An Introduction to SQL Design Patterns and Best Practices

Ergest Xheblati
8 min readJan 13, 2022

--

Note: This post has now been turned into a book. You can get EPUB and PDF versions on Gumroad or get the Kindle version on Amazon

When I first learned SQL in college, it was truly from the ground up. The database course in the computer science curriculum had us studying relational algebra and set theory. We wrote all our answers to queries in a weird math notation and didn’t touch a database until mid-semester. I only learned SQL properly once I got a job and finally started using it.

If you pick up a SQL introductory book or course, it follows the same “pyramid” pattern.

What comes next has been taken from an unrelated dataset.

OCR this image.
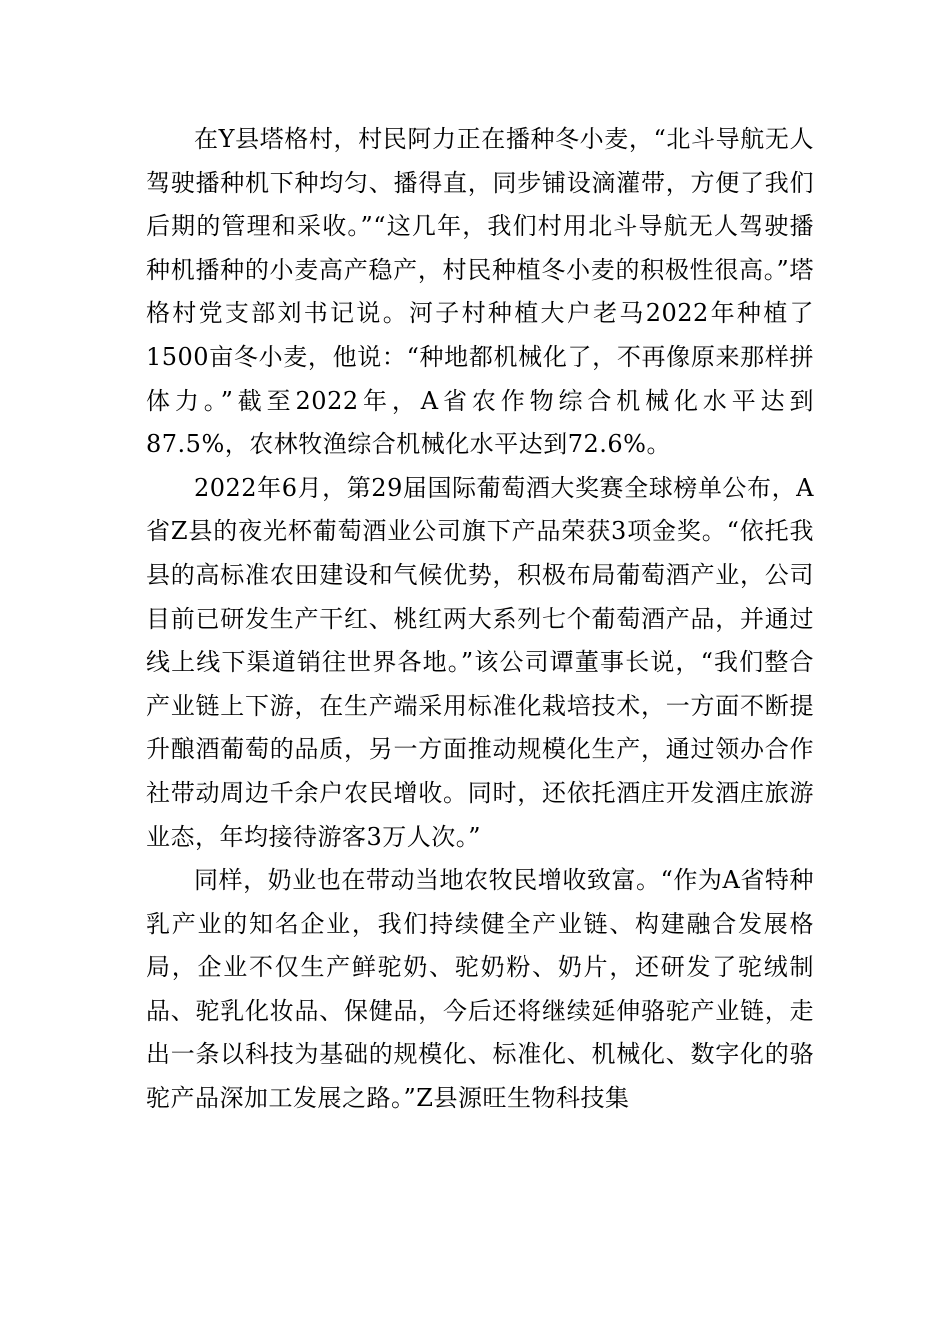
在Y县塔格村，村民阿力正在播种冬小麦，“北斗导航无人驾驶播种机下种均匀、播得直，同步铺设滴灌带，方便了我们后期的管理和采收。”“这几年，我们村用北斗导航无人驾驶播种机播种的小麦高产稳产，村民种植冬小麦的积极性很高。”塔格村党支部刘书记说。河子村种植大户老马2022年种植了1500亩冬小麦，他说：“种地都机械化了，不再像原来那样拼体力。”截至2022年，A省农作物综合机械化水平达到87.5%，农林牧渔综合机械化水平达到72.6%。

2022年6月，第29届国际葡萄酒大奖赛全球榜单公布，A省Z县的夜光杯葡萄酒业公司旗下产品荣获3项金奖。“依托我县的高标准农田建设和气候优势，积极布局葡萄酒产业，公司目前已研发生产干红、桃红两大系列七个葡萄酒产品，并通过线上线下渠道销往世界各地。”该公司谭董事长说，“我们整合产业链上下游，在生产端采用标准化栽培技术，一方面不断提升酿酒葡萄的品质，另一方面推动规模化生产，通过领办合作社带动周边千余户农民增收。同时，还依托酒庄开发酒庄旅游业态，年均接待游客3万人次。”

同样，奶业也在带动当地农牧民增收致富。“作为A省特种乳产业的知名企业，我们持续健全产业链、构建融合发展格局，企业不仅生产鲜驼奶、驼奶粉、奶片，还研发了驼绒制品、驼乳化妆品、保健品，今后还将继续延伸骆驼产业链，走出一条以科技为基础的规模化、标准化、机械化、数字化的骆驼产品深加工发展之路。”Z县源旺生物科技集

You start with the language basics, you learn the syntax, then you build up from there to increasingly complex concepts.

That way of learning rarely sticks.

If you think about anything you remember really well, you most likely learned it by mapping problems to solutions. More importantly, by mapping many problems to solutions, you start to learn patterns that allow you to recognize and solve certain types of problems instantly.

Experienced analysts and data scientists are able to solve complex queries quickly because they’ve built up a collection of patterns and best practices that go beyond the SQL syntax. They use these patterns to break down these complex queries into simple elements and solve them quickly.

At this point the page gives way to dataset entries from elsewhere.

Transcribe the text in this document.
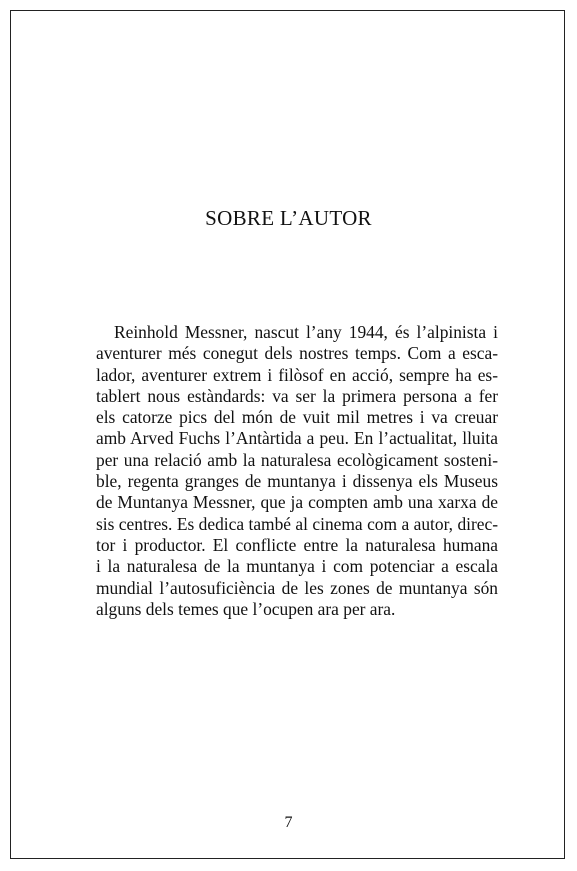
SOBRE L’AUTOR

Reinhold Messner, nascut l’any 1944, és l’alpinista i
aventurer més conegut dels nostres temps. Com a esca-
lador, aventurer extrem i filòsof en acció, sempre ha es-
tablert nous estàndards: va ser la primera persona a fer
els catorze pics del món de vuit mil metres i va creuar
amb Arved Fuchs l’Antàrtida a peu. En l’actualitat, lluita
per una relació amb la naturalesa ecològicament sosteni-
ble, regenta granges de muntanya i dissenya els Museus
de Muntanya Messner, que ja compten amb una xarxa de
sis centres. Es dedica també al cinema com a autor, direc-
tor i productor. El conflicte entre la naturalesa humana
i la naturalesa de la muntanya i com potenciar a escala
mundial l’autosuficiència de les zones de muntanya són
alguns dels temes que l’ocupen ara per ara.

7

Actually patterns exist in every field.

Chefs don’t create recipes from scratch. They use common cooking patterns, like sautéing vegetables, browning meat, making dough, using spices, etc. to create delicious meals.

Likewise fiction writers use character and plot patterns like romantic comedy, drama, red herring, foreshadowing, cliffhangers, etc.

In programming they’re called design patterns.

What are these design patterns?

They’re basically mental constructs that act like LEGO pieces for your mind. Like LEGO, they enable you to find solutions to complex problems by mixing and matching.

Whether you are aware of it or not, if you have a lot of experience in a field, you’re using patterns to quickly find solutions to novel problems in your field in just minutes.

Studying and learning patterns is the fastest way to level up in any field. The problem is that you need to spend years in that field to learn them and even when you do, you end up learning them haphazardly.

Also nobody teaches this way. You’d need an expert in the field to codify them in a way that are easy to learn and easy to teach.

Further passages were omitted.